Son rapport constitue une base valable d'évaluation du préjudice corporel subi à déterminer au vu des diverses pièces justificatives produites, de l'âge de la victime née le [Date naissance 3] 1995, de sa situation d'étudiant en administration économique et sociale, de la date de consolidation, afin d'assurer sa réparation intégrale et en tenant compte, conformément aux articles 29 et 31 de la loi du 5 juillet 1985, de ce que le recours subrogatoire des tiers payeurs s'exerce poste par poste sur les seules indemnités qui réparent des préjudices qu'ils ont pris en charge, à l'exclusion de ceux à caractère personnel sauf s'ils ont effectivement et préalablement versé à la victime une prestation indemnisant de manière incontestable un tel chef de dommage.

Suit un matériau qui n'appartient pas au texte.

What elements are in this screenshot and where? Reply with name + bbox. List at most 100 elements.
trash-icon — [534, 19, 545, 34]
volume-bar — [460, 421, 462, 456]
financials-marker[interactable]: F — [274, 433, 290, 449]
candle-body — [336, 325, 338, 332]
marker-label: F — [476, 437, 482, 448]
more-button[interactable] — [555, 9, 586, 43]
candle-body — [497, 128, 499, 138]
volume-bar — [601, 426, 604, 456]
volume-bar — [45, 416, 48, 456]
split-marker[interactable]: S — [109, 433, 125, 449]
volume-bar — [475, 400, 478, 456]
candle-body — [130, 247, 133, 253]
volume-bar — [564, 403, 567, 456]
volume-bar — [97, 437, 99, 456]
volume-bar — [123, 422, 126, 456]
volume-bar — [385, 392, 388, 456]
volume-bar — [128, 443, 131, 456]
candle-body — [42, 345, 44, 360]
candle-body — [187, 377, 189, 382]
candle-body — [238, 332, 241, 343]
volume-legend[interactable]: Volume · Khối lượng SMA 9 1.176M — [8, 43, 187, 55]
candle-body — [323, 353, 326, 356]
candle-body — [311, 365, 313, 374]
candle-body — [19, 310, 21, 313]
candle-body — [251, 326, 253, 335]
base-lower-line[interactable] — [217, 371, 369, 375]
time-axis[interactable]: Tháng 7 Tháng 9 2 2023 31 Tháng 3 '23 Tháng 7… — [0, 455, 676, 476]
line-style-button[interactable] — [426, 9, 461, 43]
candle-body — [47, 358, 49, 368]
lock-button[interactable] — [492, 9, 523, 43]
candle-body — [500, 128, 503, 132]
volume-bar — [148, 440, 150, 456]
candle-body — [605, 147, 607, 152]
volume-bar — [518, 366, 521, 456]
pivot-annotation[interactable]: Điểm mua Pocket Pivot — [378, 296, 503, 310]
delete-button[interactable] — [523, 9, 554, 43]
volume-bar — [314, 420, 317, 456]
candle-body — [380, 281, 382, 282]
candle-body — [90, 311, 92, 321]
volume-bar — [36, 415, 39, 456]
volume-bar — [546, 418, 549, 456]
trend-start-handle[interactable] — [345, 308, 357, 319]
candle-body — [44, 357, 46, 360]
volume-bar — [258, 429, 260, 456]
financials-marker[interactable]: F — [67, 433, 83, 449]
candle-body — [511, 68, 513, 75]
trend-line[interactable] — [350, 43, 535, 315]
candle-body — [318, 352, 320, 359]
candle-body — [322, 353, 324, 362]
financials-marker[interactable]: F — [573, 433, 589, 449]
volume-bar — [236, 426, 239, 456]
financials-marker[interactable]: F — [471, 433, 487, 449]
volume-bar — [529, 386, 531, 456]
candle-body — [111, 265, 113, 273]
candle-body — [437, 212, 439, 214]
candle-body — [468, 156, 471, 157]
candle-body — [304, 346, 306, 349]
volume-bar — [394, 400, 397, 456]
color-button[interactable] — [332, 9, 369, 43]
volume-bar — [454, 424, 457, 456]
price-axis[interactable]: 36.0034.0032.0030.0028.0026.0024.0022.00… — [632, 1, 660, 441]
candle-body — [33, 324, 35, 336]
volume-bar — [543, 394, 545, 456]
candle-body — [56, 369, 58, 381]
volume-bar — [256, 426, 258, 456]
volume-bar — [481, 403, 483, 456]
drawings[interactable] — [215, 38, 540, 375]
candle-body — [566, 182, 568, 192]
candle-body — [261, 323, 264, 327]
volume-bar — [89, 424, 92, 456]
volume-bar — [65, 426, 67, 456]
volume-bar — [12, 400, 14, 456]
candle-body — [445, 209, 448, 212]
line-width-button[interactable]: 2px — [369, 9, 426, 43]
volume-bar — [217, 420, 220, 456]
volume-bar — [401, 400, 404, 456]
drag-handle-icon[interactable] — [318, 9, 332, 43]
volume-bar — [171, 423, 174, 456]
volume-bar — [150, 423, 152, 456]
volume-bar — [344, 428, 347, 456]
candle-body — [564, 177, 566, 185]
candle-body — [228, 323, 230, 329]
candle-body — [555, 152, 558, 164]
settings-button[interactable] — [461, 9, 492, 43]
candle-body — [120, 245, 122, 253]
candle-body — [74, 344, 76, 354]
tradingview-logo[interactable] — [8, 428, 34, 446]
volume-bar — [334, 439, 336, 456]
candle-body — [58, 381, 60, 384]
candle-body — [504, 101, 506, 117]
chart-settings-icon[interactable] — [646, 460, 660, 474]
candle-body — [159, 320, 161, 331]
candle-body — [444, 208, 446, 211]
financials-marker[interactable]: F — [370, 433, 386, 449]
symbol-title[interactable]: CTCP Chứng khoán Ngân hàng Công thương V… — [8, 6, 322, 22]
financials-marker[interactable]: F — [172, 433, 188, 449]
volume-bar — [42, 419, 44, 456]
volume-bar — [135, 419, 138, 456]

Par ailleurs, l'évaluation du dommage doit être faite au moment où la cour statue ; et le barème de capitalisation utilisé sera celui publié par la Gazette du palais du 15 septembre 2020 taux d'intérêts 0 % dont l'application est sollicitée à titre principal par la victime et qui est le plus approprié en l'espèce.

- Sur le préjudice scolaire, universitaire ou de formation

Ce poste a pour objet de réparer la perte d'année(s) d'études scolaires, universitaires, de formation ou autre consécutive à la survenance du dommage subi par la victime. Il inclut non seulement le retard scolaire ou de formation subi, mais aussi une possible modification d'orientation, voire une renonciation à toute formation qui obère ainsi gravement l'intégration de cette victime dans le monde du travail.

Le tribunal a alloué une somme de 10 000 euros à M. [N] au titre de la perte de deux années de licence en administration économique et sociale.

La société Axa conclut à la confirmation du jugement en acceptant d'indemniser la perte de la première année de licence en 2013/1014, M. [N] n'ayant pas validé l'année et ayant été défaillant aux examens mais s'oppose à l'indemnisation d'une deuxième année de licence au motif que le relevé de notes de l'année 2014/2015 n'a pas été communiqué et que pour l'année 2015/2016 le relevé de notes fait apparaître que M. [N] qui était présent aux cours et aux examens est mentionné comme ajourné et non comme défaillant.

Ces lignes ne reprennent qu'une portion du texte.